Die unterstützende Therapie ist die Hauptstütze der Behandlung einer Loperamid-Überdosierung.1 Bei Patienten mit Opioidmissbrauch in der Vorgeschichte oder kürzlich erfolgter Einnahme unbekannter Drogen und instabilen Herzrhythmusstörungen, verlängertem QTc oder QRS und Torsades de pointes im EKG sollte eine Loperamid-Überdosierung in der Differentialdiagnose berücksichtigt werden. Akut kann versucht werden, Aktivkohle zu verwenden, wenn dies innerhalb von 2 bis 4 Stunden nach der Einnahme geschieht.
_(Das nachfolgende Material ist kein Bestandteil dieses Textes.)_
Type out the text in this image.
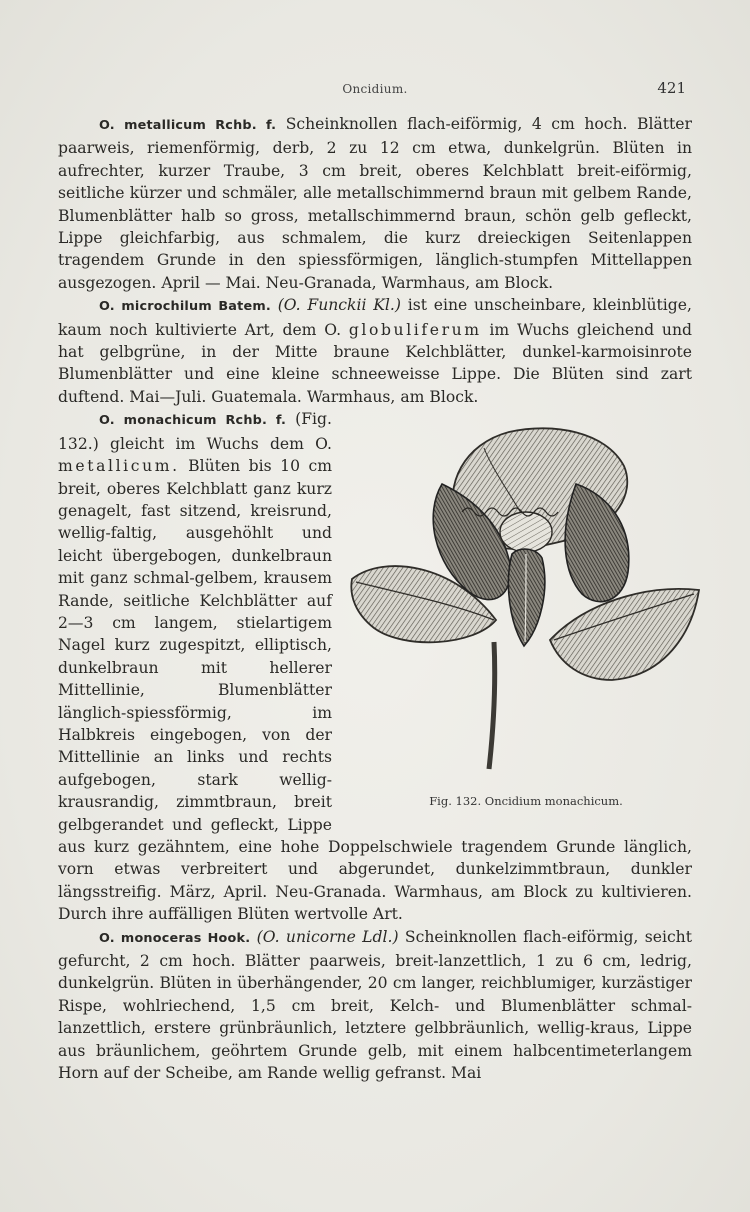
Oncidium.	421

O. metallicum Rchb. f. Scheinknollen flach-eiförmig, 4 cm hoch. Blätter paarweis, riemenförmig, derb, 2 zu 12 cm etwa, dunkelgrün. Blüten in aufrechter, kurzer Traube, 3 cm breit, oberes Kelchblatt breit-eiförmig, seitliche kürzer und schmäler, alle metallschimmernd braun mit gelbem Rande, Blumenblätter halb so gross, metallschimmernd braun, schön gelb gefleckt, Lippe gleichfarbig, aus schmalem, die kurz dreieckigen Seitenlappen tragendem Grunde in den spiessförmigen, länglich-stumpfen Mittellappen ausgezogen. April — Mai. Neu-Granada, Warmhaus, am Block.

O. microchilum Batem. (O. Funckii Kl.) ist eine unscheinbare, kleinblütige, kaum noch kultivierte Art, dem O. globuliferum im Wuchs gleichend und hat gelbgrüne, in der Mitte braune Kelchblätter, dunkel-karmoisinrote Blumenblätter und eine kleine schneeweisse Lippe. Die Blüten sind zart duftend. Mai—Juli. Guatemala. Warmhaus, am Block.

Fig. 132. Oncidium monachicum.

O. monachicum Rchb. f. (Fig. 132.) gleicht im Wuchs dem O. metallicum. Blüten bis 10 cm breit, oberes Kelchblatt ganz kurz genagelt, fast sitzend, kreisrund, wellig-faltig, ausgehöhlt und leicht übergebogen, dunkelbraun mit ganz schmal-gelbem, krausem Rande, seitliche Kelchblätter auf 2—3 cm langem, stielartigem Nagel kurz zugespitzt, elliptisch, dunkelbraun mit hellerer Mittellinie, Blumenblätter länglich-spiessförmig, im Halbkreis eingebogen, von der Mittellinie an links und rechts aufgebogen, stark wellig-krausrandig, zimmtbraun, breit gelbgerandet und gefleckt, Lippe aus kurz gezähntem, eine hohe Doppelschwiele tragendem Grunde länglich, vorn etwas verbreitert und abgerundet, dunkelzimmtbraun, dunkler längsstreifig. März, April. Neu-Granada. Warmhaus, am Block zu kultivieren. Durch ihre auffälligen Blüten wertvolle Art.

O. monoceras Hook. (O. unicorne Ldl.) Scheinknollen flach-eiförmig, seicht gefurcht, 2 cm hoch. Blätter paarweis, breit-lanzettlich, 1 zu 6 cm, ledrig, dunkelgrün. Blüten in überhängender, 20 cm langer, reichblumiger, kurzästiger Rispe, wohlriechend, 1,5 cm breit, Kelch- und Blumenblätter schmal-lanzettlich, erstere grünbräunlich, letztere gelbbräunlich, wellig-kraus, Lippe aus bräunlichem, geöhrtem Grunde gelb, mit einem halbcentimeterlangem Horn auf der Scheibe, am Rande wellig gefranst. Mai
Naloxon, das bei Atemdepression in der niedrigsten wirksamen Dosis eingesetzt wird, kann die opioidbedingte Toxizität rückgängig machen.1,2,6,11,13,15
Zusammenfassung
Loperamid-Missbrauch wird immer häufiger. Die Betroffenen nehmen möglicherweise hohe Dosen ein, um eine Euphorie zu erreichen oder den Opioid-Entzug selbst zu behandeln, wobei sie jedoch das Risiko einer kardialen Toxizität, Atemdepression und des Todes eingehen. Die Patienten nehmen möglicherweise auch andere Medikamente oder Substanzen ein, die die Plasmakonzentration erhöhen. Das Erscheinungsbild einer Loperamid-Überdosierung kann generisch sein und muss differenziert werden. Es gibt zwar Informationen über die Behandlung und die Prävalenz des Loperamid-Missbrauchs und der Überdosierung, aber die Qualität der Daten muss noch verbessert werden. Da die Opioidkrise in der Öffentlichkeit sehr präsent ist und die FDA immer mehr Missbrauchsmeldungen erhält, ist es wichtig, dass Gesundheitsdienstleister für dieses Thema sensibilisiert sind. Die Aufklärung der Patienten, das Erkennen von Missbrauchs- und Abzweigungsverhalten, eine angemessene Verschreibung und Unterstützung sind der Schlüssel zur Vermeidung unnötiger Toxizität und Schäden.